Kairis, representing the Diocese of Nashville, claimed that local nonprofits already have been injured by the mandate — a requirement for a judge to grant an injunction.

Kairis pointed specifically to three of the plaintiffs: the Villa Maria Manor, Mary Queen of Angels and the St. Mary Villa Child Development Center.

"The three Marys are, as we stand here today, providing service to which they have a religious objection," he said.

Kairis explained that the three nonprofits at some point started providing contraceptive coverage without realizing it. After the contraceptive mandate was announced, the public outcry led federal officials to announce a safe harbor, or a period during which the mandate would not be enforced for some religious nonprofits while officials revised it to try to accommodate their concerns.

Because the three nonprofits already were providing contraceptive coverage at that time, their insurance company determined that the safe harbor provision did not apply to them.
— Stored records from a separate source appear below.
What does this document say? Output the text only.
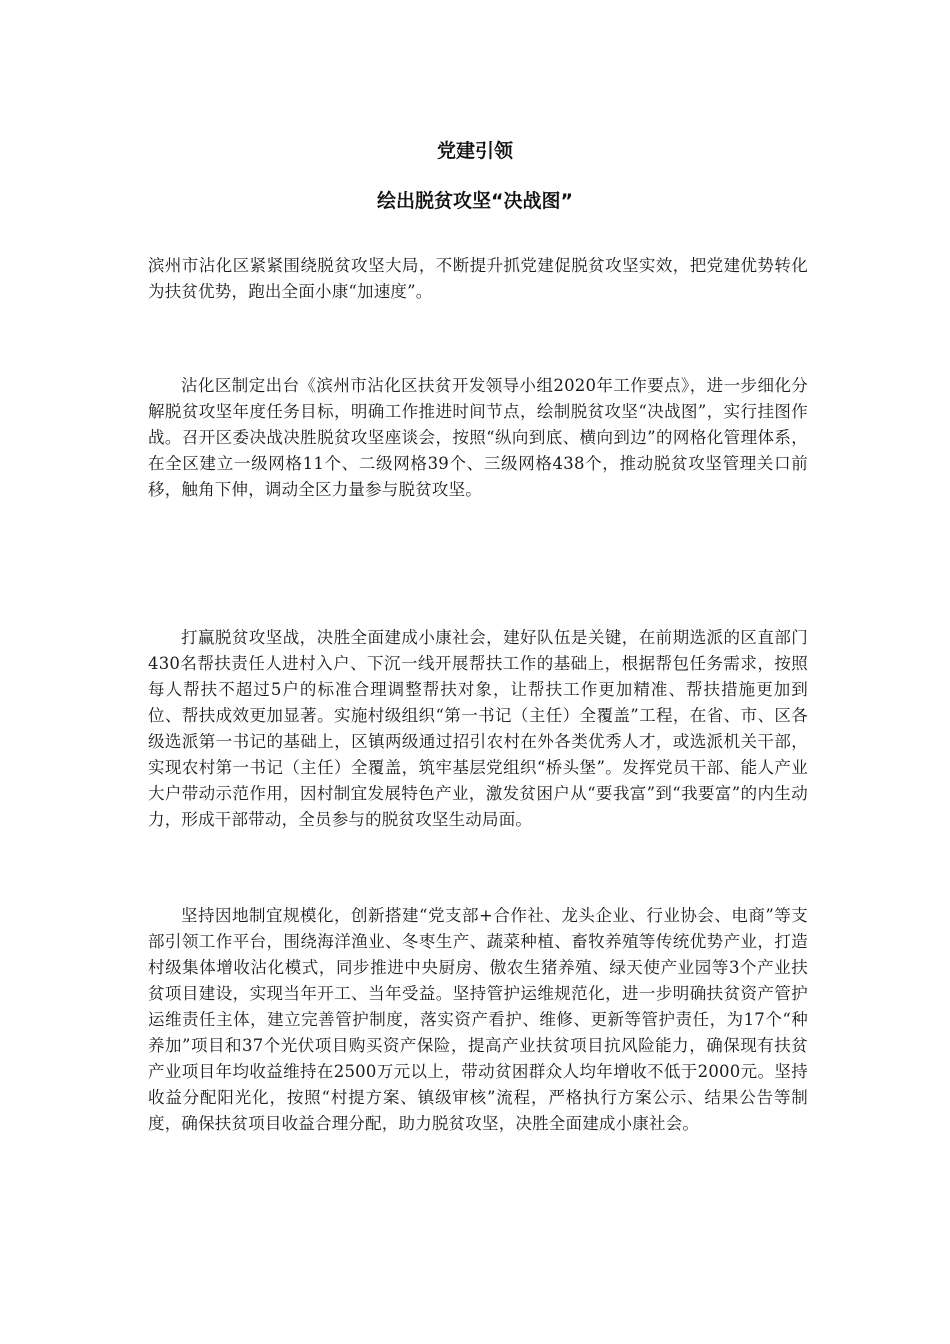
党建引领
绘出脱贫攻坚“决战图”

滨州市沾化区紧紧围绕脱贫攻坚大局，不断提升抓党建促脱贫攻坚实效，把党建优势转化为扶贫优势，跑出全面小康“加速度”。

沾化区制定出台《滨州市沾化区扶贫开发领导小组2020年工作要点》，进一步细化分解脱贫攻坚年度任务目标，明确工作推进时间节点，绘制脱贫攻坚“决战图”，实行挂图作战。召开区委决战决胜脱贫攻坚座谈会，按照“纵向到底、横向到边”的网格化管理体系，在全区建立一级网格11个、二级网格39个、三级网格438个，推动脱贫攻坚管理关口前移，触角下伸，调动全区力量参与脱贫攻坚。

打赢脱贫攻坚战，决胜全面建成小康社会，建好队伍是关键，在前期选派的区直部门430名帮扶责任人进村入户、下沉一线开展帮扶工作的基础上，根据帮包任务需求，按照每人帮扶不超过5户的标准合理调整帮扶对象，让帮扶工作更加精准、帮扶措施更加到位、帮扶成效更加显著。实施村级组织“第一书记（主任）全覆盖”工程，在省、市、区各级选派第一书记的基础上，区镇两级通过招引农村在外各类优秀人才，或选派机关干部，实现农村第一书记（主任）全覆盖，筑牢基层党组织“桥头堡”。发挥党员干部、能人产业大户带动示范作用，因村制宜发展特色产业，激发贫困户从“要我富”到“我要富”的内生动力，形成干部带动，全员参与的脱贫攻坚生动局面。

坚持因地制宜规模化，创新搭建“党支部+合作社、龙头企业、行业协会、电商”等支部引领工作平台，围绕海洋渔业、冬枣生产、蔬菜种植、畜牧养殖等传统优势产业，打造村级集体增收沾化模式，同步推进中央厨房、傲农生猪养殖、绿天使产业园等3个产业扶贫项目建设，实现当年开工、当年受益。坚持管护运维规范化，进一步明确扶贫资产管护运维责任主体，建立完善管护制度，落实资产看护、维修、更新等管护责任，为17个“种养加”项目和37个光伏项目购买资产保险，提高产业扶贫项目抗风险能力，确保现有扶贫产业项目年均收益维持在2500万元以上，带动贫困群众人均年增收不低于2000元。坚持收益分配阳光化，按照“村提方案、镇级审核”流程，严格执行方案公示、结果公告等制度，确保扶贫项目收益合理分配，助力脱贫攻坚，决胜全面建成小康社会。
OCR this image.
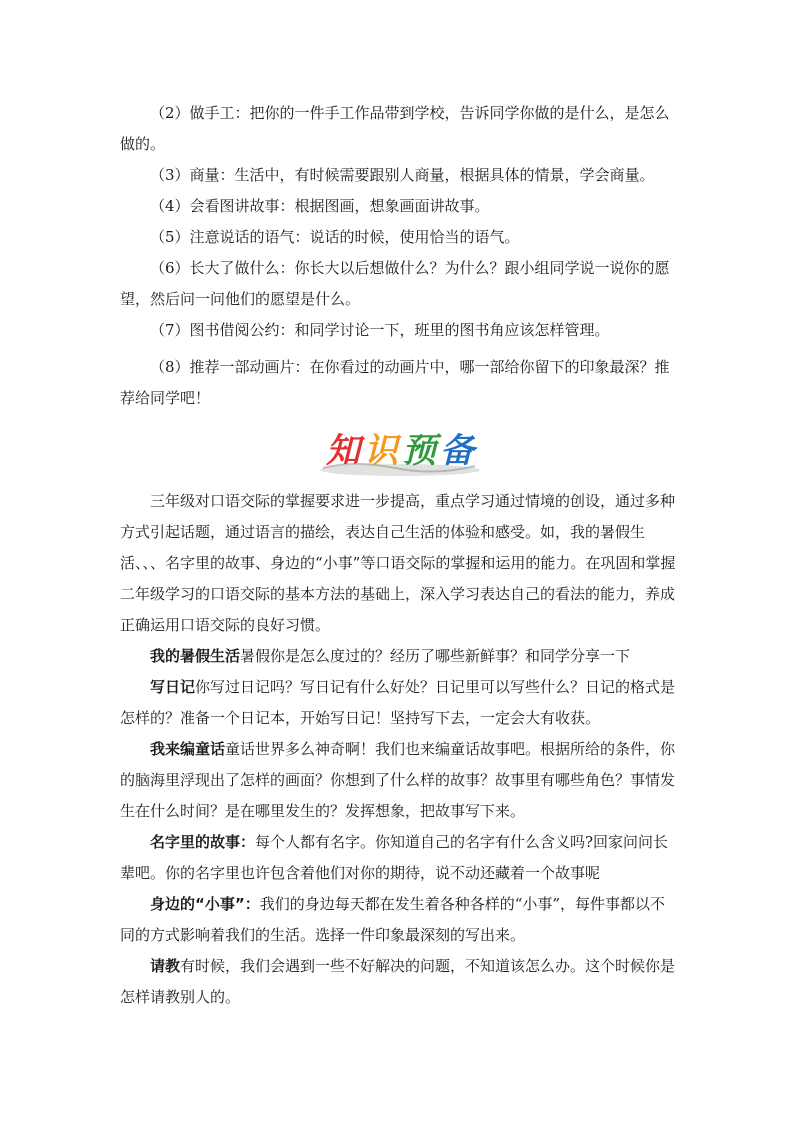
（2）做手工：把你的一件手工作品带到学校，告诉同学你做的是什么，是怎么做的。

（3）商量：生活中，有时候需要跟别人商量，根据具体的情景，学会商量。

（4）会看图讲故事：根据图画，想象画面讲故事。

（5）注意说话的语气：说话的时候，使用恰当的语气。

（6）长大了做什么：你长大以后想做什么？为什么？跟小组同学说一说你的愿望，然后问一问他们的愿望是什么。

（7）图书借阅公约：和同学讨论一下，班里的图书角应该怎样管理。

（8）推荐一部动画片：在你看过的动画片中，哪一部给你留下的印象最深？推荐给同学吧！

知 识 预 备

三年级对口语交际的掌握要求进一步提高，重点学习通过情境的创设，通过多种方式引起话题，通过语言的描绘，表达自己生活的体验和感受。如，我的暑假生活、、、名字里的故事、身边的“小事”等口语交际的掌握和运用的能力。在巩固和掌握二年级学习的口语交际的基本方法的基础上，深入学习表达自己的看法的能力，养成正确运用口语交际的良好习惯。

我的暑假生活暑假你是怎么度过的？经历了哪些新鲜事？和同学分享一下

写日记你写过日记吗？写日记有什么好处？日记里可以写些什么？日记的格式是怎样的？准备一个日记本，开始写日记！坚持写下去，一定会大有收获。

我来编童话童话世界多么神奇啊！我们也来编童话故事吧。根据所给的条件，你的脑海里浮现出了怎样的画面？你想到了什么样的故事？故事里有哪些角色？事情发生在什么时间？是在哪里发生的？发挥想象，把故事写下来。

名字里的故事：每个人都有名字。你知道自己的名字有什么含义吗?回家问问长辈吧。你的名字里也许包含着他们对你的期待，说不动还藏着一个故事呢

身边的“小事”：我们的身边每天都在发生着各种各样的“小事”，每件事都以不同的方式影响着我们的生活。选择一件印象最深刻的写出来。

请教有时候，我们会遇到一些不好解决的问题，不知道该怎么办。这个时候你是怎样请教别人的。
It would not allow them to drop the coverage.

Justice Department attorney Brad Humphreys argued the Nashville case is not different from others that have been dismissed.

"It's hard to see how a court could even evaluate whether a rule that's under amendment and that's not being enforced violates plaintiffs' rights," he said.

If the three Marys are providing contraceptive coverage that they have a religious objection to, he suggested the problem was with their insurance company, not the government.

U.S. District Judge Todd Campbell did not immediately rule on the issue.

The contraceptive mandate does not apply to nonprofits that are deemed to be religious employers, typically actual churches or other houses of worship. It does apply to religious-based institutions that do not primarily serve and employ only members of their own faith group — such as hospitals and universities.